Okay, so...I have a problem with the sub-section of Calculus described above. We have a test tomorrow, but this was only assigned today. I understand, basically, all that we've done before, though.

The instructions are:

Find an equation for the tangent to the graph of y at the indicated point.

1. y = arcsecant(x), x=2

My process:

First, obviously, I found the derivative of the equation and got: y' = 1/(1 + x^2). At two, the slope is 1.

Then, as I remember, I should plug two into the original equation to get the value of "y" at x=2. Theoretically, if I remember correctly, that should give me enough information to finish my problem. However that's where I hit my wall.

I got: y(2) = arcsecant (2) and froze. My calculator gives me an "Error: Domain" message when I try to plug it in and I don't know how to figure it out from the unit circle. Everything I know involves pi in some way or another.
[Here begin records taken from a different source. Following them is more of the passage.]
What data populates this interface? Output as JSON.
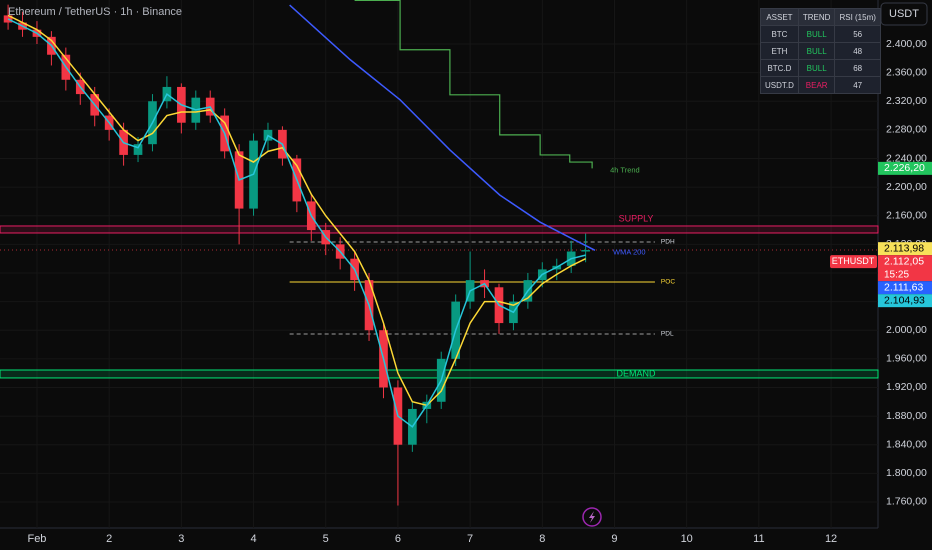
{
  "chart_data": {
    "type": "candlestick",
    "title": "Ethereum / TetherUS · 1h · Binance",
    "currency": "USDT",
    "up_color": "#089981",
    "down_color": "#f23645",
    "xlim": [
      0.488,
      12.65
    ],
    "ylim": [
      1723.6,
      2461.5
    ],
    "xticks": [
      {
        "value": 1,
        "label": "Feb"
      },
      2,
      3,
      4,
      5,
      6,
      7,
      8,
      9,
      10,
      11,
      12
    ],
    "yticks": [
      {
        "value": 1760,
        "label": "1.760,00"
      },
      {
        "value": 1800,
        "label": "1.800,00"
      },
      {
        "value": 1840,
        "label": "1.840,00"
      },
      {
        "value": 1880,
        "label": "1.880,00"
      },
      {
        "value": 1920,
        "label": "1.920,00"
      },
      {
        "value": 1960,
        "label": "1.960,00"
      },
      {
        "value": 2000,
        "label": "2.000,00"
      },
      {
        "value": 2040,
        "label": "2.040,00"
      },
      {
        "value": 2080,
        "label": "2.080,00"
      },
      {
        "value": 2120,
        "label": "2.120,00"
      },
      {
        "value": 2160,
        "label": "2.160,00"
      },
      {
        "value": 2200,
        "label": "2.200,00"
      },
      {
        "value": 2240,
        "label": "2.240,00"
      },
      {
        "value": 2280,
        "label": "2.280,00"
      },
      {
        "value": 2320,
        "label": "2.320,00"
      },
      {
        "value": 2360,
        "label": "2.360,00"
      },
      {
        "value": 2400,
        "label": "2.400,00"
      }
    ],
    "grid": true,
    "x": [
      0.6,
      0.8,
      1.0,
      1.2,
      1.4,
      1.6,
      1.8,
      2.0,
      2.2,
      2.4,
      2.6,
      2.8,
      3.0,
      3.2,
      3.4,
      3.6,
      3.8,
      4.0,
      4.2,
      4.4,
      4.6,
      4.8,
      5.0,
      5.2,
      5.4,
      5.6,
      5.8,
      6.0,
      6.2,
      6.4,
      6.6,
      6.8,
      7.0,
      7.2,
      7.4,
      7.6,
      7.8,
      8.0,
      8.2,
      8.4,
      8.6
    ],
    "open": [
      2440,
      2430,
      2420,
      2410,
      2385,
      2350,
      2330,
      2300,
      2280,
      2245,
      2260,
      2320,
      2340,
      2290,
      2325,
      2300,
      2250,
      2170,
      2265,
      2280,
      2240,
      2180,
      2140,
      2120,
      2100,
      2070,
      2000,
      1920,
      1840,
      1890,
      1900,
      1960,
      2040,
      2070,
      2060,
      2010,
      2040,
      2070,
      2085,
      2090,
      2110
    ],
    "high": [
      2455,
      2445,
      2432,
      2418,
      2395,
      2360,
      2340,
      2310,
      2290,
      2270,
      2330,
      2355,
      2345,
      2335,
      2335,
      2310,
      2260,
      2275,
      2290,
      2285,
      2245,
      2190,
      2150,
      2130,
      2110,
      2080,
      2010,
      1930,
      1900,
      1910,
      1970,
      2050,
      2110,
      2085,
      2065,
      2050,
      2080,
      2095,
      2100,
      2125,
      2135
    ],
    "low": [
      2420,
      2410,
      2400,
      2370,
      2335,
      2315,
      2285,
      2265,
      2230,
      2235,
      2250,
      2310,
      2275,
      2280,
      2290,
      2240,
      2120,
      2160,
      2250,
      2230,
      2165,
      2125,
      2105,
      2085,
      2055,
      1985,
      1905,
      1755,
      1830,
      1870,
      1890,
      1950,
      2030,
      2045,
      1995,
      2000,
      2030,
      2060,
      2070,
      2080,
      2095
    ],
    "close": [
      2430,
      2420,
      2410,
      2385,
      2350,
      2330,
      2300,
      2280,
      2245,
      2260,
      2320,
      2340,
      2290,
      2325,
      2300,
      2250,
      2170,
      2265,
      2280,
      2240,
      2180,
      2140,
      2120,
      2100,
      2070,
      2000,
      1920,
      1840,
      1890,
      1900,
      1960,
      2040,
      2070,
      2060,
      2010,
      2040,
      2070,
      2085,
      2090,
      2110,
      2112.05
    ],
    "lines": [
      {
        "color": "#fdd835",
        "x": [
          0.6,
          0.8,
          1.0,
          1.2,
          1.4,
          1.6,
          1.8,
          2.0,
          2.2,
          2.4,
          2.6,
          2.8,
          3.0,
          3.2,
          3.4,
          3.6,
          3.8,
          4.0,
          4.2,
          4.4,
          4.6,
          4.8,
          5.0,
          5.2,
          5.4,
          5.6,
          5.8,
          6.0,
          6.2,
          6.4,
          6.6,
          6.8,
          7.0,
          7.2,
          7.4,
          7.6,
          7.8,
          8.0,
          8.2,
          8.4,
          8.6
        ],
        "values": [
          2440,
          2430,
          2420,
          2405,
          2380,
          2355,
          2330,
          2305,
          2280,
          2265,
          2275,
          2300,
          2305,
          2305,
          2308,
          2290,
          2245,
          2235,
          2250,
          2255,
          2230,
          2190,
          2160,
          2135,
          2110,
          2070,
          2010,
          1940,
          1900,
          1895,
          1915,
          1960,
          2010,
          2040,
          2040,
          2035,
          2045,
          2065,
          2078,
          2090,
          2100
        ]
      },
      {
        "color": "#26c6da",
        "x": [
          0.6,
          0.8,
          1.0,
          1.2,
          1.4,
          1.6,
          1.8,
          2.0,
          2.2,
          2.4,
          2.6,
          2.8,
          3.0,
          3.2,
          3.4,
          3.6,
          3.8,
          4.0,
          4.2,
          4.4,
          4.6,
          4.8,
          5.0,
          5.2,
          5.4,
          5.6,
          5.8,
          6.0,
          6.2,
          6.4,
          6.6,
          6.8,
          7.0,
          7.2,
          7.4,
          7.6,
          7.8,
          8.0,
          8.2,
          8.4,
          8.6
        ],
        "values": [
          2435,
          2425,
          2415,
          2398,
          2368,
          2340,
          2315,
          2290,
          2262,
          2255,
          2290,
          2330,
          2315,
          2308,
          2312,
          2275,
          2210,
          2218,
          2272,
          2260,
          2210,
          2160,
          2130,
          2110,
          2085,
          2035,
          1960,
          1880,
          1865,
          1895,
          1930,
          2000,
          2055,
          2065,
          2035,
          2025,
          2055,
          2078,
          2088,
          2100,
          2104.93
        ]
      },
      {
        "name": "WMA 200",
        "color": "#3d5afe",
        "x": [
          4.5,
          5.34,
          6.03,
          6.72,
          7.41,
          7.97,
          8.45,
          8.73
        ],
        "values": [
          2454.5,
          2378,
          2322,
          2252,
          2189,
          2151,
          2126,
          2111.63
        ]
      },
      {
        "name": "4h Trend",
        "color": "#4caf50",
        "step": true,
        "x": [
          5.4,
          6.03,
          6.72,
          7.41,
          7.97,
          8.38,
          8.69
        ],
        "values": [
          2461,
          2392,
          2329,
          2273,
          2245,
          2235,
          2226.2
        ]
      }
    ],
    "levels": [
      {
        "name": "SUPPLY",
        "color": "#e91e63",
        "from": 2135.9,
        "to": 2145.7
      },
      {
        "name": "PDH",
        "color": "#9e9e9e",
        "value": 2123.3,
        "style": "dashed",
        "xrange": [
          4.5,
          9.56
        ]
      },
      {
        "name": "POC",
        "color": "#fdd835",
        "value": 2067.4,
        "style": "solid",
        "xrange": [
          4.5,
          9.56
        ]
      },
      {
        "name": "PDL",
        "color": "#9e9e9e",
        "value": 1994.8,
        "style": "dashed",
        "xrange": [
          4.5,
          9.56
        ]
      },
      {
        "name": "DEMAND",
        "color": "#00e676",
        "from": 1933.3,
        "to": 1944.4
      }
    ],
    "price_labels": [
      {
        "value": 2226.2,
        "label": "2.226,20",
        "color": "#22c55e"
      },
      {
        "value": 2113.98,
        "label": "2.113,98",
        "color": "#f7e15a"
      },
      {
        "value": 2112.05,
        "label": "2.112,05",
        "color": "#f23645",
        "symbol": "ETHUSDT",
        "countdown": "15:25"
      },
      {
        "value": 2111.63,
        "label": "2.111,63",
        "color": "#2962ff"
      },
      {
        "value": 2104.93,
        "label": "2.104,93",
        "color": "#26c6da"
      }
    ]
  },
  "table": {
    "columns": [
      "ASSET",
      "TREND",
      "RSI (15m)"
    ],
    "rows": [
      [
        "BTC",
        "BULL",
        56
      ],
      [
        "ETH",
        "BULL",
        48
      ],
      [
        "BTC.D",
        "BULL",
        68
      ],
      [
        "USDT.D",
        "BEAR",
        47
      ]
    ]
  }
}
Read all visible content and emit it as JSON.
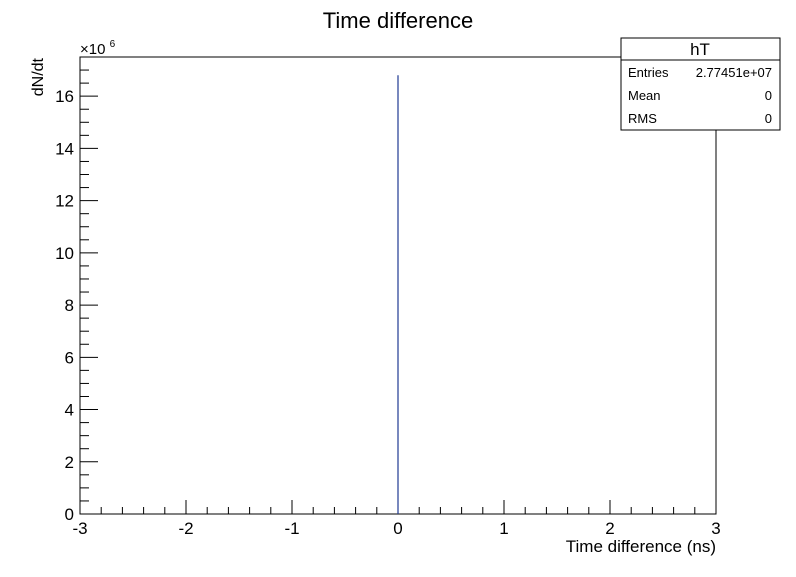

Also, another thing that confused me--though it just may be that the form is unfamiliar to me--was in another problem when the instructions said:

Find f^(-1) and (f^(-1)).

The equation is: f(x) = cosx + 3x

I'm not sure what that means. Do I just write out the reciprocal of that equation for the first part and then find find the derivative of that for the second?

f^(-1) is the inverse of the function. Do you remember how to find the inverse of a function? For an equation like f(x)=cosx+3x, you would solve for x. Do you have to take the derivative of the inverse? You could just take the derivative of the function, then solve for x. I think I repeated myself over and over again. Sorry.

As for the arcsecant problem...

When you find the derivative of the arcsecant, you end up with the equation of the slope. So you would plug the 2 into the derivative to find the slope, not into the original equation.

"If electricity comes from electrons, does morality come from morons?"

For the arcsecant problem, I know that you're supposed to plug two into the derivative to find the slope, but...in order to figure out the equation of the tangent line, aren't you supposed to figure out what y equals as well?

Or...am I overthinking something?

...

Yeah, it's kinda sad. It's been, like, a week and I still need help on the same problem. ><;

First of all, at x=2, i think the slope would be 1/5, not 1. But yeah, you'll need to get the arcsec of 2, but I forgot how...

Actually, I realized just now that I did something incredibly moronic on my part. When I was writing out the equation, I used the derivative formula for arctangent instead of arcsecant. If I had used the correct formula, the slope would have been 1/(2sqrt(3)).

And also, I finally gathered up the courage/time to ask my teacher what I should have done and he explained it to me. It had something to do with unit circles from pre-calculus. I don't really understand it, but I think I've memorized the steps enough..

Anyway, thank you everyone for your help.